The caregivers coming to the CHCs between March and April 2017 and meeting the inclusion criteria were invited to join in the survey by trained doctors. 1090 caregivers were approached, and 807 (74.0%) caregivers participated in the study. Among these participants, 101 (12.5%) caregivers were asked to complete the questionnaire again two weeks later to assess test-retest reliability. Data on demographics were also collected from the participants, including caregiver’s relationship with the child, education level, family income, child’s age, gender, and Hukou (the Chinese official residency registration by location, which is directly linked to social costs, social benefits and administration), etc.
Data Analysis
Several psychometric properties of the CPHLQ and three subscales were assessed.
Internal consistency was measured with Cronbach’s α [22]. Spilt-half reliability was measured with Spearman-Brown coefficient between odd questions and even questions [22]. Test-retest reliability was measured with the Pearson correlation coefficient between the CPHLQ results completed by 101 caregivers before and after [22]. In addition, the reliability analysis of three subscales was also performed. Values greater than 0.70 indicated acceptable reliability [23,24]. The floor or ceiling effects were assessed by the proportion of respondents who got the lowest or the highest score [25].

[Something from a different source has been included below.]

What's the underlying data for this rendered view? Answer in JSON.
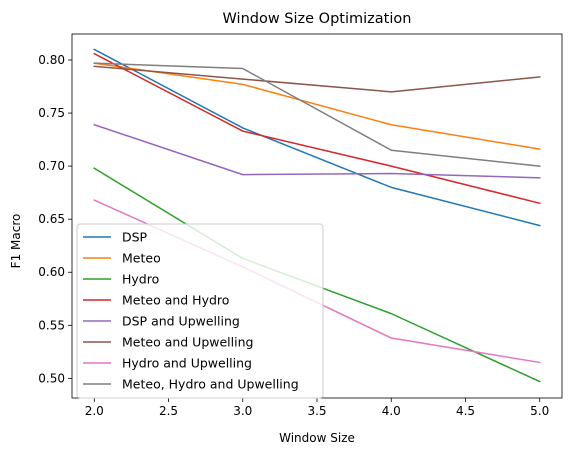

Given that hypothesized constructs were identified with a priori, confirmatory factor analysis (CFA) was used to verify the construct validity [26]. The analysis was conducted separately for the three subscales of HC-HL, DP-HL and HP-HL, in which questions were loaded into four factors related to four information-processing domains of accessing, understanding, appraising and applying. CFA was conducted with maximum likelihood estimation by using AMOS 21.0. The model fit was considered ‘relatively good’ if the following criteria were met: root mean square error of approximation (RMSEA) lower than 0.08; goodness-of-fit index (GFI) greater than 0.90; adjusted goodness-of-fit index (AGFI) greater than 0.90; comparative fit index (CFI) greater than 0.90; and due to the large sample, c2/df lower than 5 [27,28].
The final version of the CPHLQ consisted of 39 questions. When calculating the scores for parental health literacy, the weight of each indicator was equally allocated to the questions under it based on the significance assessed during Delphi consultation. The total score was transferred to percentage grading system with the full score of 100. A higher score indicated that the caregiver had higher health literacy. The mean and standard deviation (SD) of CPHLQ score were calculated. Additionally, descriptive statistics of the participants’ characteristics were tabulated. The relationships between scores and demographic characteristics were assessed with either a t-test or a one-way ANOVA.